Horizon, Colorado is a magical place where you can apparently just take any cars you find without worrying that the barn's owner might go to the non-existent police and complain that "some asshat in a Corrado just stole my multi-million dollar car!"
This isn't realistic. Nor are the number of Nissan Leafs running around the road for you to swap paint with or narrowly avoid crashing into, both acts that will earn you popularity. As will pulling the handbrake around every turn, doing crazy burnouts, and running into crap.
Ok, so what about the physics? Everyone with a force-feedback wheel is suddenly fucking Niels Bohr, so let me address it here.
The cars react much like you'd expect them, with physics that are more intuitive than realistic — i.e. your Lancia Integrale may rotate more mid-turn than it would in reality, but it feels right. Perhaps truthiness is a better way to describe it. It feels a lot like DiRT 3 actually, and that means the e-brake is your friend.
Anyone worried it's too arcade-y should take a deep breath now, because your friends who don't understand vehicle dynamics will still understeer their Venom GT right into a tree at the first real turn. What may frustrate some purists is the course layouts mean the fastest way around a course isn't always the obvious one. There are opportunities to slide, skid, and jump ahead.
For all of this, the game is a winner. It's fun, it gives you a reason to explore the open world, and it sounds like it was written by people who enjoy cars.
But what actually sets the game apart is the multiplayer mode.

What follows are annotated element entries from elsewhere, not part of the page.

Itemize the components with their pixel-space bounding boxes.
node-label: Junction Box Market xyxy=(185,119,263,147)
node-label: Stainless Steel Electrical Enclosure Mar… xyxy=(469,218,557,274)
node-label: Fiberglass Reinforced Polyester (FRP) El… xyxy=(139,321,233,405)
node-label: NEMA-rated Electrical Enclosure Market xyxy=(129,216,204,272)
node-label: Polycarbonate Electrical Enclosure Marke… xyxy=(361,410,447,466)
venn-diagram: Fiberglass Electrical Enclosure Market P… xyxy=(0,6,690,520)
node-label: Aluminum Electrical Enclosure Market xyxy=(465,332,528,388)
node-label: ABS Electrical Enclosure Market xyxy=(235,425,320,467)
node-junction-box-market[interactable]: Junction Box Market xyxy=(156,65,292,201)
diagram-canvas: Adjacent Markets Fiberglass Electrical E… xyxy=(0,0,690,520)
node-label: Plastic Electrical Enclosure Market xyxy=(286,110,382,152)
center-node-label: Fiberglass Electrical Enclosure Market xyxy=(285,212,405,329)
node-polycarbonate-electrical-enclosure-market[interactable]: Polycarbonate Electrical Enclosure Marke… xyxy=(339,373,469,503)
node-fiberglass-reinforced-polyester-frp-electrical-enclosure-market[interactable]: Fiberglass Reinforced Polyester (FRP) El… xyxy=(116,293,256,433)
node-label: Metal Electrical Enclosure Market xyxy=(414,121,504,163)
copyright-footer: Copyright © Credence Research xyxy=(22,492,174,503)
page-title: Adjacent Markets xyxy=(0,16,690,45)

Sure, you can choose any number of racing modes (street race, point-to-point, regular course, whatever) to play with friends and you'll have a great time. The racing doesn't have famous tracks and it won't allow you to tune, but you do have mixed-surface courses.
An added level of enjoyment is that you can enjoy this open world together, with friends, all connected over XBOX Live. This can mean setting up your own routes and races in the big open world. Or you can compete in group challenges that involve all driving past a certain point at over 150 mph, or crossing the city in a certain brand's car. For this you can earn up to a million credits and buy whatever you want!
Most of us, though, will be playing the variations on tag. One is called "King of the Hill" and involves trying to maintain being it. Another one involves being infected with a virus and trying to be the last one standing. There's also a version of "Cat and Mouse."
Allow me to recommend the golf course and a Lamborghini Gallardo for any of these.
It's not perfect, and the big travesty of the game is when you're in the open world there isn't traffic to play against beyond your friends. They should fix this. They should fix this immediately.
What else is there? I don't know. I'm still playing. Still discovering. I can't wait for all the rest of you to get the game so we can play it together and you can face off against my stupid R-Class vintage Mini Cooper with wacky gearing.